D5. Issue 4: The Possible Insolvency of Holystone

  1. This last objection can be dealt with shortly. It is suggested that, if the decision is enforced, Holystone will go into liquidation. The first point for me to note is that there is no evidence of that contention. It is, therefore, not a matter that I could properly take into account in any event.

  2. But, in my judgment, even if there were such evidence, the point is ultimately irrelevant on an enforcement application of this kind. I have already set out the principles of enforcement above, and it would cut across those principles if a losing party could avoid enforcement of the decision simply by pleading poverty.

  3. There is no application for a stay of execution and no evidence of any alleged financial difficulties on the party of Volker. Thus, for all those reasons, this last point of objection also falls away.

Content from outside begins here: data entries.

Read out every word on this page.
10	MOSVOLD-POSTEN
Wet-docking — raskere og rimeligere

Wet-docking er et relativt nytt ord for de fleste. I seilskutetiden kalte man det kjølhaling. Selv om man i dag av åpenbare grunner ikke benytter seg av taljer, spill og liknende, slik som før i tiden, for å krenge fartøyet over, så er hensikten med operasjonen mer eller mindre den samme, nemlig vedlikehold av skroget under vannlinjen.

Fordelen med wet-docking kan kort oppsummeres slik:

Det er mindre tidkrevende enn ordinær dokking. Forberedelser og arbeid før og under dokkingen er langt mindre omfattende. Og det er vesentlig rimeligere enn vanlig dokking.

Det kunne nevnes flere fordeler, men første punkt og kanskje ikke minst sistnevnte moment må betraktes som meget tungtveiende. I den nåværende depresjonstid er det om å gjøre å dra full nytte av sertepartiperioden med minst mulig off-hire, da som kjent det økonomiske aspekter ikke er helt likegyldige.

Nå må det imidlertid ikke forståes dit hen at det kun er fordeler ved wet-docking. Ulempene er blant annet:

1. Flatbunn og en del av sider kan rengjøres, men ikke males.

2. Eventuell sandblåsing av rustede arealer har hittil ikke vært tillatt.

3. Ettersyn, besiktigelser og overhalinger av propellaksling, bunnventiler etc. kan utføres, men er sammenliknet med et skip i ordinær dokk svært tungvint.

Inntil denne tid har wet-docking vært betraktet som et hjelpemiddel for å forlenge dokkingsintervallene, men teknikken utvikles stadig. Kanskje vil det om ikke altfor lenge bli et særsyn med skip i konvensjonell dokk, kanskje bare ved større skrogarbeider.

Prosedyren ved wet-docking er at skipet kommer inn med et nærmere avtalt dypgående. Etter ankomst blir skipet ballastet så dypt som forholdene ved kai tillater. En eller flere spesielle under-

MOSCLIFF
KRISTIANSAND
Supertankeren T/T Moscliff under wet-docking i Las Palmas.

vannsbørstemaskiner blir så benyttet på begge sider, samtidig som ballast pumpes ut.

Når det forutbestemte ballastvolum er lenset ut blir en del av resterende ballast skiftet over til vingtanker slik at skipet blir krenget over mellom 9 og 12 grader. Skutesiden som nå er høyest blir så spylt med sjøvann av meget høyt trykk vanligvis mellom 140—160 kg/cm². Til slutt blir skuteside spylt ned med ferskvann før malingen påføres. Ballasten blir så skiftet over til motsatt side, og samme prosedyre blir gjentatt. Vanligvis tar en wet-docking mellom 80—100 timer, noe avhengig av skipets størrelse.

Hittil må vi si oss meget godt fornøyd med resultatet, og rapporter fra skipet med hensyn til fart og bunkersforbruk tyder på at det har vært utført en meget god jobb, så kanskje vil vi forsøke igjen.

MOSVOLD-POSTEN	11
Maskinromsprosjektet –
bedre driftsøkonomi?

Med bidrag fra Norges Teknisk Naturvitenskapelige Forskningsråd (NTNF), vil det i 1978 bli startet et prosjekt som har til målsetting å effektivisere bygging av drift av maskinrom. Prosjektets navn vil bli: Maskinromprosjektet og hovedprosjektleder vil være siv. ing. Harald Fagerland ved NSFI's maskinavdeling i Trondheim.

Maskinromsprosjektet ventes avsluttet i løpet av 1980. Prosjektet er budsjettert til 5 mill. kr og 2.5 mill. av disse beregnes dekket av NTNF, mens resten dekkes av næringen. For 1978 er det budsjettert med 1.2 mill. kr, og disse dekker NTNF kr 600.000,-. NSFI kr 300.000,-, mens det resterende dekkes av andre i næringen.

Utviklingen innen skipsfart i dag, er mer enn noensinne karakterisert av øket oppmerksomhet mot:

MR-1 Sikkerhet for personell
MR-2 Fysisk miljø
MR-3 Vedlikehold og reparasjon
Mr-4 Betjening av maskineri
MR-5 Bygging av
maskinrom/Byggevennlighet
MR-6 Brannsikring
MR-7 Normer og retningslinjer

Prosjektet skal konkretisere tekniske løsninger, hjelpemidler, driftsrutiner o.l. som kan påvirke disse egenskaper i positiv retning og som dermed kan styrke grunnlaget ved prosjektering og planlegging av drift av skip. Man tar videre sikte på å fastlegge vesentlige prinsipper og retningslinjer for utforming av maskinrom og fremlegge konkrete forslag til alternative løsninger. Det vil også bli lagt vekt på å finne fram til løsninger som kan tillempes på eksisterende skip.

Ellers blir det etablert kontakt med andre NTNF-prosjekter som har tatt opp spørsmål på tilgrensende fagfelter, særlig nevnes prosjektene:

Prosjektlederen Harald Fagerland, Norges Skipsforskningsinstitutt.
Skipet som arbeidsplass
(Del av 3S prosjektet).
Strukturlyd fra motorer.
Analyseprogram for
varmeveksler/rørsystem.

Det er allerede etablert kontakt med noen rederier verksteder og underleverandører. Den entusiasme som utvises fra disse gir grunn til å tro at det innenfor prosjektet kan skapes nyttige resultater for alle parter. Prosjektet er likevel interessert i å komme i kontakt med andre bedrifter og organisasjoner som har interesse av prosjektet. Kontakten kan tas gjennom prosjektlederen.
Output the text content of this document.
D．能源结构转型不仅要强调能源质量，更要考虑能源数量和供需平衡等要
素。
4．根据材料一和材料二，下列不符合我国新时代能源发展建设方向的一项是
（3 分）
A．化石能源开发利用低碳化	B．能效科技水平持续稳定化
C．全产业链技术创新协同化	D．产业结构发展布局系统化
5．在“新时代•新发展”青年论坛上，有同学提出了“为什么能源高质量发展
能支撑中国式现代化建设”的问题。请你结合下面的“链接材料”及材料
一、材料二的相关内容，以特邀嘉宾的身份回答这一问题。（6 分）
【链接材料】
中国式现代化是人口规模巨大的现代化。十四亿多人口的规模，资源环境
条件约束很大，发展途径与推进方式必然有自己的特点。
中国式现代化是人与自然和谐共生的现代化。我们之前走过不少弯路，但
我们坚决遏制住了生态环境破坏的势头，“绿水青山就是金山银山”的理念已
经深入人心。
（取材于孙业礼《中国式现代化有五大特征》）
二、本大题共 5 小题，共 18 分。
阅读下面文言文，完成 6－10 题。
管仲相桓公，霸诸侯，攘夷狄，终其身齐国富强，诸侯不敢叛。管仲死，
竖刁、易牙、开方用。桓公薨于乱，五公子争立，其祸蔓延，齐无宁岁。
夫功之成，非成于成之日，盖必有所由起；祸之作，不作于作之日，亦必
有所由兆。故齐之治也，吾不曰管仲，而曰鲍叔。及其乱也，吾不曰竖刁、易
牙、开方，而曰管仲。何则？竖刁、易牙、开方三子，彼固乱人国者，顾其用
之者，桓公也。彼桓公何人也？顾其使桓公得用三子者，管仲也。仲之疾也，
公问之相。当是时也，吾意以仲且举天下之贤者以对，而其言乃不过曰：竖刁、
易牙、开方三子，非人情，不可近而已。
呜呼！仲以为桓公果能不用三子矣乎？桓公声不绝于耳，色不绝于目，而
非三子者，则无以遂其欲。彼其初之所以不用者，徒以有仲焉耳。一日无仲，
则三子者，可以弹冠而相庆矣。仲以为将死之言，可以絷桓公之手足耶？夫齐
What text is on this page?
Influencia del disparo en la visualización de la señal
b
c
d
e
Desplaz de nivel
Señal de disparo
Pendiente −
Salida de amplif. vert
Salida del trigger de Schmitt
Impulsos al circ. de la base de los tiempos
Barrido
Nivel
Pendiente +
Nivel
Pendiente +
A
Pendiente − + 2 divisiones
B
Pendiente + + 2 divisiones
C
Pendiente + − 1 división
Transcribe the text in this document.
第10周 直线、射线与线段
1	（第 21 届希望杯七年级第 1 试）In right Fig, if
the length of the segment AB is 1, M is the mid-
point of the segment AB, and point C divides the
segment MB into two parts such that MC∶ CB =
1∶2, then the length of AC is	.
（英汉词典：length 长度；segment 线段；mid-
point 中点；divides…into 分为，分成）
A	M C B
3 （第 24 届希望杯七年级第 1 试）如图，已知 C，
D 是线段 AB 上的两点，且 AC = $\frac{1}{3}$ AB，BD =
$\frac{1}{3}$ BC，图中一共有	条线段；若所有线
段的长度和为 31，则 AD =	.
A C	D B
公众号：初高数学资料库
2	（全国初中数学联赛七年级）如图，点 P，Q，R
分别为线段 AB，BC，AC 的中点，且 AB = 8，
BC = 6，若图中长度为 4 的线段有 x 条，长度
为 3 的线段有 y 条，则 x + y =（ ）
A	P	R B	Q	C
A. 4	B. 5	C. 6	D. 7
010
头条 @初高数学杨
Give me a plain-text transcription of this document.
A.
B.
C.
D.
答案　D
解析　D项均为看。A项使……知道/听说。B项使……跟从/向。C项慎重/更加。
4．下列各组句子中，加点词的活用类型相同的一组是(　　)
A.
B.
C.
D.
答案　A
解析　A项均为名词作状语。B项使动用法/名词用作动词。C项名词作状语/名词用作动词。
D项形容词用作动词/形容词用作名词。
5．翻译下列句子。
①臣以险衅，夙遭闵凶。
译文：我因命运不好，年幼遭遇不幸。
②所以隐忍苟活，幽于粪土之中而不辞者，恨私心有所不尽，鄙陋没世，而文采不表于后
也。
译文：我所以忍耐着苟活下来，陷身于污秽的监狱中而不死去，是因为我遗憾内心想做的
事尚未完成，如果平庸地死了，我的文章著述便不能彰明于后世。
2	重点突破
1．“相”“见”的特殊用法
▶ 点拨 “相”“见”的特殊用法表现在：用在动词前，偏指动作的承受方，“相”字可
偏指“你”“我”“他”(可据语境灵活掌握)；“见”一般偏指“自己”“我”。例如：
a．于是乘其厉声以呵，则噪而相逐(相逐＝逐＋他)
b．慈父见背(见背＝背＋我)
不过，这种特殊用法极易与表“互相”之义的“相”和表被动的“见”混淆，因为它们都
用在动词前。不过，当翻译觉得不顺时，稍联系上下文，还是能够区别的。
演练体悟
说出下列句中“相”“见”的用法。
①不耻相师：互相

  1. For the reasons that I have given, there is no basis, either in jurisdictional terms or in relation to natural justice, on which the adjudicator’s decision should not be enforced. On the contrary, I find that this was a clear and careful decision which, in accordance with the express terms of the contract, requires to be enforced. Accordingly, the claim for summary judgment in the sum of £563,441.66 inclusive of interest is allowed. That sum is payable within seven days, that is to say by September 16th 2010.